The company shut down around March 2025 after completing a lifetime total of roughly 50 homes and designing over $200 million in projects that never broke ground.[5] CEO Nicholas Donahue subsequently launched Drafted, an AI-first floor plan generator with no designers on staff — the product he described as "the thing we always wanted to build."[6]
Nicholas Donahue grew up inside the homebuilding industry. His father built homes for major developers; his mother sold homes to big-box builders across the East Coast.[7] That background gave Donahue an unusually granular understanding of where the process broke down for buyers — the opacity of builder selection, the fragmentation of design and construction, the absence of any single coordinating layer that a homebuyer could trust. He dropped out of NC State and moved to the Bay Area before founding the company.[7]
Donahue co-founded Atmos with Trent Hedge, Matthew Rastovac, and Austin Kahn, with Crunchbase placing the founding year at 2018.[1] The team's initial concept was VR-focused — an immersive visualization tool for homebuilding — before pivoting to the managed marketplace model that would define the company's public identity.[8] The details of the original VR product and the precise reasons for abandoning it are not documented in any public source, but the pivot suggests the team recognized early that visualization alone was not a defensible business — the value had to sit in the transaction itself.
By the time Atmos entered Y Combinator's Summer 2020 batch — the first fully remote cohort, shaped by the COVID-19 pandemic — the core thesis had crystallized: homebuilding was a $400 billion industry still coordinated largely by phone calls, paper contracts, and fragmented local relationships.[9] Atmos would sit above that chaos as a managed marketplace, providing buyers with a single interface and builders with a qualified, pre-vetted client pipeline.
The founding team's domain credibility was a genuine asset in early fundraising.
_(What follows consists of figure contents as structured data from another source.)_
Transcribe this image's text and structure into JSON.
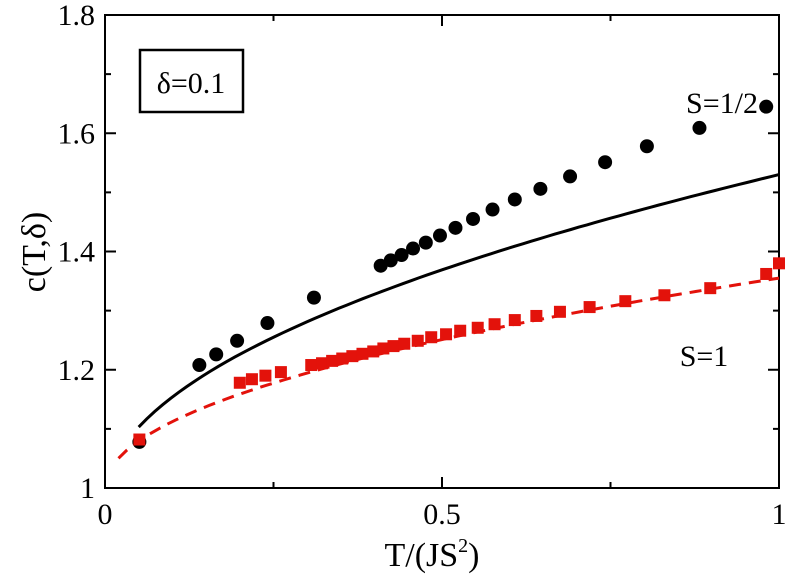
{
  "chart_data": {
    "type": "scatter",
    "xlabel": "T/(JS",
    "xlabel_sup": "2",
    "xlabel_close": ")",
    "ylabel": "c(T,δ)",
    "xlim": [
      0,
      1
    ],
    "ylim": [
      1,
      1.8
    ],
    "x_ticks": [
      {
        "value": 0,
        "label": "0"
      },
      {
        "value": 0.5,
        "label": "0.5"
      },
      {
        "value": 1,
        "label": "1"
      }
    ],
    "y_ticks": [
      {
        "value": 1.0,
        "label": "1"
      },
      {
        "value": 1.2,
        "label": "1.2"
      },
      {
        "value": 1.4,
        "label": "1.4"
      },
      {
        "value": 1.6,
        "label": "1.6"
      },
      {
        "value": 1.8,
        "label": "1.8"
      }
    ],
    "legend_box": "δ=0.1",
    "series": [
      {
        "name": "S=1/2",
        "marker": "circle",
        "color": "#000000",
        "points": [
          [
            0.051,
            1.078
          ],
          [
            0.14,
            1.208
          ],
          [
            0.165,
            1.226
          ],
          [
            0.196,
            1.249
          ],
          [
            0.241,
            1.279
          ],
          [
            0.31,
            1.322
          ],
          [
            0.409,
            1.376
          ],
          [
            0.424,
            1.385
          ],
          [
            0.44,
            1.394
          ],
          [
            0.457,
            1.405
          ],
          [
            0.476,
            1.415
          ],
          [
            0.497,
            1.427
          ],
          [
            0.52,
            1.44
          ],
          [
            0.546,
            1.455
          ],
          [
            0.575,
            1.471
          ],
          [
            0.608,
            1.488
          ],
          [
            0.646,
            1.506
          ],
          [
            0.69,
            1.527
          ],
          [
            0.742,
            1.551
          ],
          [
            0.804,
            1.578
          ],
          [
            0.882,
            1.609
          ],
          [
            0.981,
            1.645
          ]
        ]
      },
      {
        "name": "S=1",
        "marker": "square",
        "color": "#e3120b",
        "points": [
          [
            0.051,
            1.082
          ],
          [
            0.2,
            1.178
          ],
          [
            0.218,
            1.184
          ],
          [
            0.238,
            1.19
          ],
          [
            0.261,
            1.196
          ],
          [
            0.306,
            1.208
          ],
          [
            0.322,
            1.211
          ],
          [
            0.337,
            1.215
          ],
          [
            0.352,
            1.219
          ],
          [
            0.367,
            1.223
          ],
          [
            0.382,
            1.227
          ],
          [
            0.398,
            1.231
          ],
          [
            0.413,
            1.236
          ],
          [
            0.428,
            1.24
          ],
          [
            0.444,
            1.244
          ],
          [
            0.464,
            1.249
          ],
          [
            0.484,
            1.255
          ],
          [
            0.506,
            1.26
          ],
          [
            0.527,
            1.266
          ],
          [
            0.553,
            1.271
          ],
          [
            0.578,
            1.277
          ],
          [
            0.608,
            1.284
          ],
          [
            0.64,
            1.291
          ],
          [
            0.675,
            1.298
          ],
          [
            0.719,
            1.306
          ],
          [
            0.772,
            1.316
          ],
          [
            0.83,
            1.326
          ],
          [
            0.898,
            1.338
          ],
          [
            0.981,
            1.362
          ],
          [
            1.0,
            1.38
          ]
        ]
      }
    ],
    "curves": [
      {
        "name": "S=1/2 fit",
        "style": "solid",
        "color": "#000000",
        "x_range": [
          0.05,
          1.0
        ],
        "a": 0.98,
        "b": 0.55,
        "power": 0.5
      },
      {
        "name": "S=1 fit",
        "style": "dashed",
        "color": "#e3120b",
        "x_range": [
          0.02,
          1.0
        ],
        "a": 1.0,
        "b": 0.355,
        "power": 0.5
      }
    ],
    "annotations": [
      "S=1/2",
      "S=1"
    ]
  }
}
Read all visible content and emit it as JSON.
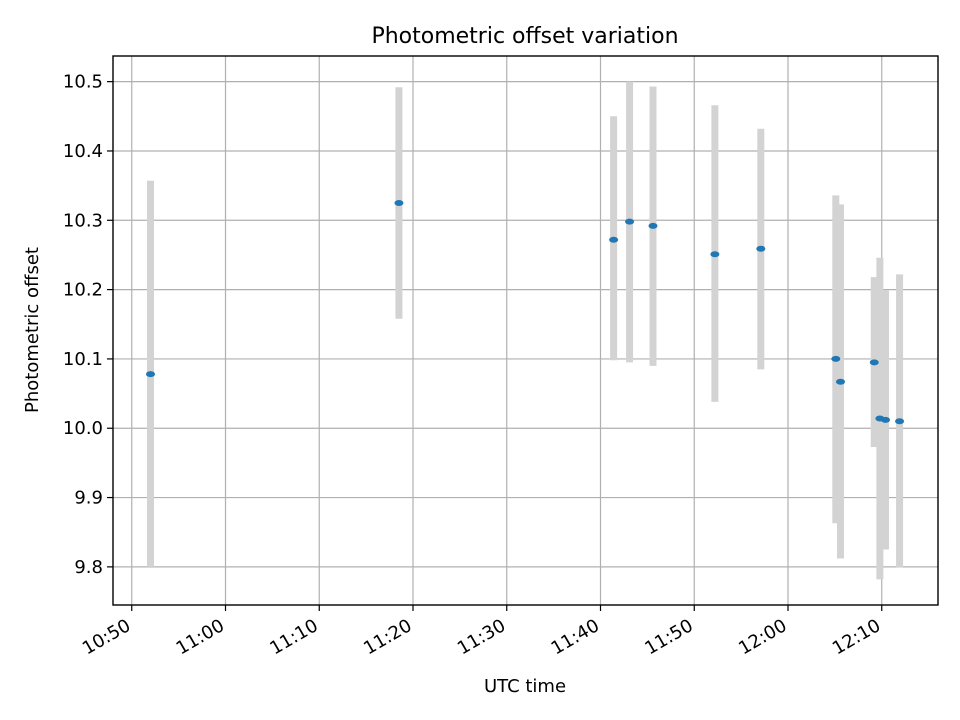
{
  "chart_data": {
    "type": "scatter",
    "title": "Photometric offset variation",
    "xlabel": "UTC time",
    "ylabel": "Photometric offset",
    "grid": true,
    "x_tick_labels": [
      "10:50",
      "11:00",
      "11:10",
      "11:20",
      "11:30",
      "11:40",
      "11:50",
      "12:00",
      "12:10"
    ],
    "y_tick_labels": [
      "9.8",
      "9.9",
      "10.0",
      "10.1",
      "10.2",
      "10.3",
      "10.4",
      "10.5"
    ],
    "xlim": [
      "10:48",
      "12:16"
    ],
    "ylim": [
      9.745,
      10.537
    ],
    "colors": {
      "points": "#1f77b4",
      "errorbars": "#d3d3d3",
      "grid": "#b0b0b0"
    },
    "points": [
      {
        "x": "10:52",
        "y": 10.078,
        "err_low": 9.8,
        "err_high": 10.357
      },
      {
        "x": "11:18.5",
        "y": 10.325,
        "err_low": 10.158,
        "err_high": 10.492
      },
      {
        "x": "11:41.4",
        "y": 10.272,
        "err_low": 10.098,
        "err_high": 10.45
      },
      {
        "x": "11:43.1",
        "y": 10.298,
        "err_low": 10.095,
        "err_high": 10.5
      },
      {
        "x": "11:45.6",
        "y": 10.292,
        "err_low": 10.09,
        "err_high": 10.493
      },
      {
        "x": "11:52.2",
        "y": 10.251,
        "err_low": 10.038,
        "err_high": 10.466
      },
      {
        "x": "11:57.1",
        "y": 10.259,
        "err_low": 10.085,
        "err_high": 10.432
      },
      {
        "x": "12:05.1",
        "y": 10.1,
        "err_low": 9.863,
        "err_high": 10.336
      },
      {
        "x": "12:05.6",
        "y": 10.067,
        "err_low": 9.812,
        "err_high": 10.323
      },
      {
        "x": "12:09.2",
        "y": 10.095,
        "err_low": 9.973,
        "err_high": 10.218
      },
      {
        "x": "12:09.8",
        "y": 10.014,
        "err_low": 9.782,
        "err_high": 10.246
      },
      {
        "x": "12:10.4",
        "y": 10.012,
        "err_low": 9.825,
        "err_high": 10.199
      },
      {
        "x": "12:11.9",
        "y": 10.01,
        "err_low": 9.799,
        "err_high": 10.222
      }
    ]
  }
}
Sam Altman and Adam Nash participated in the March 2020 seed round, and Khosla Ventures followed within months.[10] The investor base was consistently design-tech and AI-forward — Figma CEO Dylan Field joined the Series A cap table — suggesting the original vision was always software-first, even as execution forced a services-heavy detour.
Rastovac later became Head of Engineering at Atmos before departing to become CEO of Respell, which was subsequently acquired by Salesforce.[11] Hedge went on to found Pylon.[12] The exact timing of these departures relative to Atmos's wind-down is not publicly documented.